Miniaturization and High Surface Area Structures

Nano- or submicron-scale biomimetic structures, designed to resemble neurons, can better match the microstructure of neural tissue, promoting natural integration between the neural interface and the tissue116. High surface area designs not only ensure the effective detection range of neural signals but also minimize rigid contact during implantation, reducing mechanical stimulation of surrounding brain tissue and consequently lowering immune rejection57,117,118. Examples of such electrode types include nanowire electrodes and three-dimensional mesh electrodes.

Minimally Invasive Implantation Methods

Flexible, miniaturized electrodes can be paired with implantation guides, or electrodes with a hard base that soften post-implantation, such as shape-memory electrodes. These electrodes adjust their stiffness by controlling the temperature difference between the natural and implanted environments, thus minimizing excessive pressure on the brain tissue during implantation119. However, the relatively large size of shape-memory electrodes suggests the potential for a shift in approach towards developing simpler, more compact implantation guides to reduce implantation-induced damage.

Electrode Interface Materials to Minimize Immune Responses

To mitigate immune responses, one approach involves using biodegradable materials that degrade over time after implantation, preventing chronic immune reactions caused by long-term foreign material presence120. For example, natural silk proteins can degrade and be absorbed by brain tissue after a certain period. A challenge, however, lies in precisely controlling the degradation timeline and ensuring complete absorption by the brain tissue. Another strategy involves applying nanocoatings, such as collagen or hydrogels, which can reduce the immune system’s recognition of the electrode by mimicking the brain’s biological environment. Hydrogels, in particular, offer excellent biocompatibility and flexibility, helping to reduce friction and damage between the electrode and neural tissue.

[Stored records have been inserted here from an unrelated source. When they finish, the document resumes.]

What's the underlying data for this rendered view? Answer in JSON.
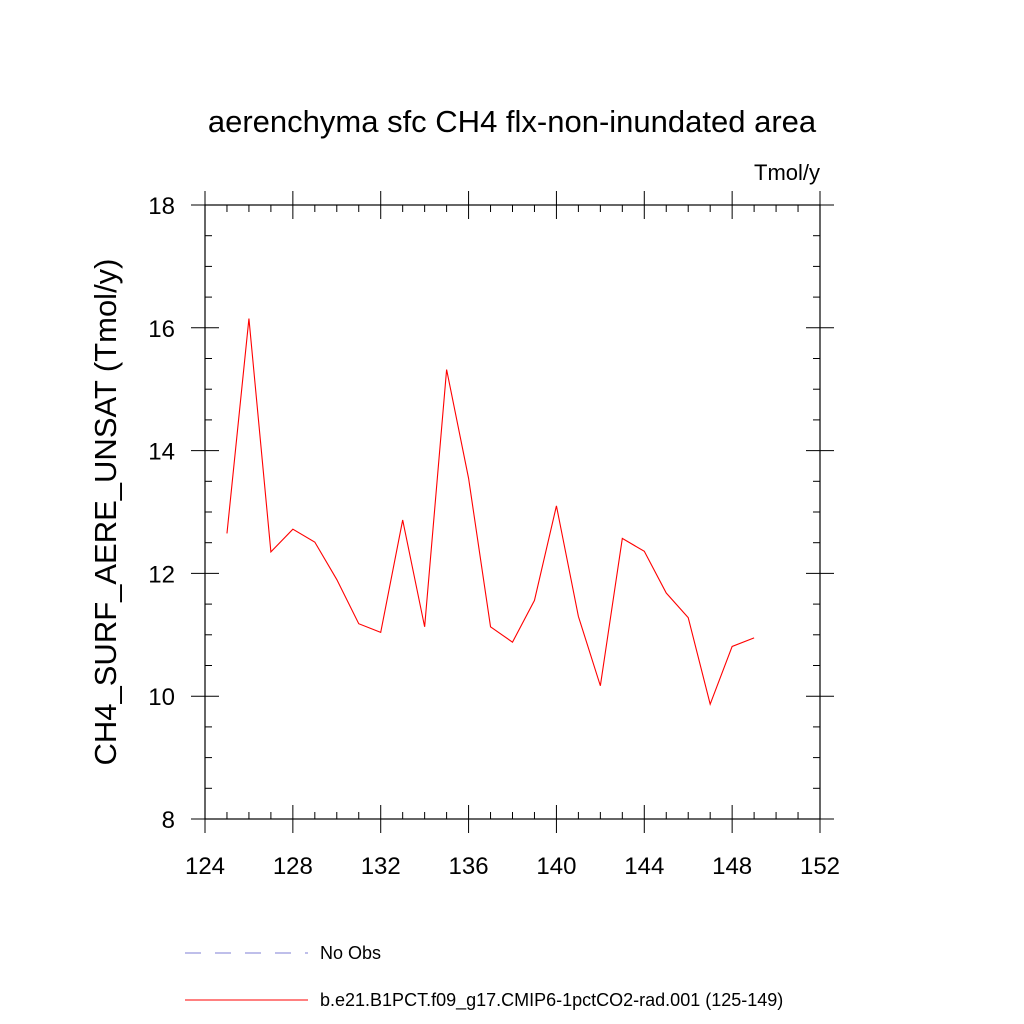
{
  "chart_data": {
    "type": "line",
    "title": "aerenchyma sfc CH4 flx-non-inundated area",
    "units": "Tmol/y",
    "xlabel": "",
    "ylabel": "CH4_SURF_AERE_UNSAT  (Tmol/y)",
    "xlim": [
      124,
      152
    ],
    "ylim": [
      8,
      18
    ],
    "x_ticks": [
      124,
      128,
      132,
      136,
      140,
      144,
      148,
      152
    ],
    "y_ticks": [
      8,
      10,
      12,
      14,
      16,
      18
    ],
    "x_ticks_labels": [
      "124",
      "128",
      "132",
      "136",
      "140",
      "144",
      "148",
      "152"
    ],
    "y_ticks_labels": [
      "8",
      "10",
      "12",
      "14",
      "16",
      "18"
    ],
    "x_minor_step": 1,
    "y_minor_step": 0.5,
    "series": [
      {
        "name": "b.e21.B1PCT.f09_g17.CMIP6-1pctCO2-rad.001 (125-149)",
        "color": "#ff0000",
        "x": [
          125,
          126,
          127,
          128,
          129,
          130,
          131,
          132,
          133,
          134,
          135,
          136,
          137,
          138,
          139,
          140,
          141,
          142,
          143,
          144,
          145,
          146,
          147,
          148,
          149
        ],
        "y": [
          12.65,
          16.15,
          12.35,
          12.72,
          12.51,
          11.9,
          11.18,
          11.04,
          12.87,
          11.13,
          15.32,
          13.55,
          11.13,
          10.88,
          11.56,
          13.1,
          11.3,
          10.17,
          12.57,
          12.36,
          11.68,
          11.28,
          9.87,
          10.81,
          10.95
        ]
      }
    ],
    "legend": {
      "placement": "bottom",
      "entries": [
        {
          "label": "No Obs",
          "style": "dashed",
          "color": "#7f7fd4"
        },
        {
          "label": "b.e21.B1PCT.f09_g17.CMIP6-1pctCO2-rad.001 (125-149)",
          "style": "solid",
          "color": "#ff0000"
        }
      ]
    }
  }
}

Additionally, several future research directions are proposed:

Standardized Metrics for Stability Assessment

There is currently no unified evaluation framework to scientifically and objectively measure the long-term stability of flexible deep brain neural interfaces. Future efforts could focus on establishing standardized assessment criteria based on parameters such as electrode impedance, signal-to-noise ratio, and interface condition to provide reliable benchmarks for stability.

Integration of In Vivo and In Vitro Models for Rapid Prototyping

Most current research is focused on either in vivo or in vitro experimental platforms. The future challenge lies in integrating both approaches to accelerate the development and validation of new neural interface devices.

In summary, optimizing the immune response of flexible deep brain electrodes is an interdisciplinary field that spans neuroscience, electronics, materials science, and physics. It serves as a crucial driver for advancing future intelligent control systems and long-term therapeutic solutions.